La peli y el suceso histórico que recrea han venido a mientes en el enloquecido rigodón de aranceles trumpistas donde se puede entrever una estrategia (llamadme paranoico) para formar una nueva alianza de ocho, diez o cincuenta naciones contra Pekín (Beijing, dicho en fino) . Veamos el proceso por fases. Primero, el matón que nos mangonea decreta aranceles al comercio de todos los países del mundo y los vuelve locos; luego detiene temporalmente la aplicación de la medida para comprobar el efecto de la descarga eléctrica: quiénes están groguis, quiénes confusos, quiénes aterrorizados, quiénes desafiantes y quiénes le besan el culo. Solo hay una excepción en este juego de sorpresas: China, a la que cada día se le acrecienta el monto de los aranceles con el fin apartarla de los demás. Es una estrategia que aprendimos de los curas: los pecadores -en este caso, de lesa economía- pueden salvarse con un simple acto de arrepentimiento y aceptación de la leve penitencia, que devuelve al redil de los justos siempre que se rechace inequívocamente al maligno. Supongamos, nos dice dios, que te castigo con unos aranceles, digamos, no del cuarenta, que podría imponerte si quisiera, sino solo del veinte –no gimotees, dios es duro pero justo- y tú me lo agradeces dejando de comerciar con China. Podemos apostar a que estos cálculos ocupan ahora mismo el pensamiento de frau von del Leyen y compañía.
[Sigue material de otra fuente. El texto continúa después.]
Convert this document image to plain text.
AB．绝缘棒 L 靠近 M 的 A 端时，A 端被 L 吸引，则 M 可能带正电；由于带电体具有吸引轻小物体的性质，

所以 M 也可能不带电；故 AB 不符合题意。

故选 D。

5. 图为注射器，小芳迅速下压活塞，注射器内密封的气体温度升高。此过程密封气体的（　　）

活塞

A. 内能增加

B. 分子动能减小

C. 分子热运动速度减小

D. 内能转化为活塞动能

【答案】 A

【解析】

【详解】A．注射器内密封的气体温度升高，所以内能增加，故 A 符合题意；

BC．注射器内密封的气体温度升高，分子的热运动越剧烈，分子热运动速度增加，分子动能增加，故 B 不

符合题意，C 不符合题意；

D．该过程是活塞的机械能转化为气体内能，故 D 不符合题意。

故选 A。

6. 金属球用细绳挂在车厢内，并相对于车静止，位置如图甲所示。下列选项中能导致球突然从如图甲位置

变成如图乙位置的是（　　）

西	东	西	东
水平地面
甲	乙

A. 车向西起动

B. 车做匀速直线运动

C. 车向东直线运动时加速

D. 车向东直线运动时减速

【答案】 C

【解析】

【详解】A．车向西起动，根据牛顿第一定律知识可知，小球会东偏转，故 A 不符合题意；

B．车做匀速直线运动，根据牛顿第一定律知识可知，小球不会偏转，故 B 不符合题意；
La nota la ha dado don Sánchez el intrépido, que asombrosamente -si este adverbio le es aplicable- ha visitado la Ciudad Prohibida en plena tormenta de meteoritos arancelarios. A uno de los compinches del matón le ha faltado tiempo para lanzarle una amenaza tabernaria. La política de las llamadas democracias liberales se celebra ahora en la mesa de póker de un garito de Tombstone, lo que ya ha permitido a algunos tahúres levantarse una pasta con los vaivenes de las bolsas manipuladas por los aranceles de quitaipón. El diminuto don Feijóo, que trabaja en el local a cargo de las escupideras, también se ha sumado a censurar a don Sánchez y de paso ha dicho la previsible bobada que le ha puesto en evidencia por enésima vez.
Por suerte para los mitómanos, Ava Gardner no aparece en este remake porque no lo habríamos podido soportar.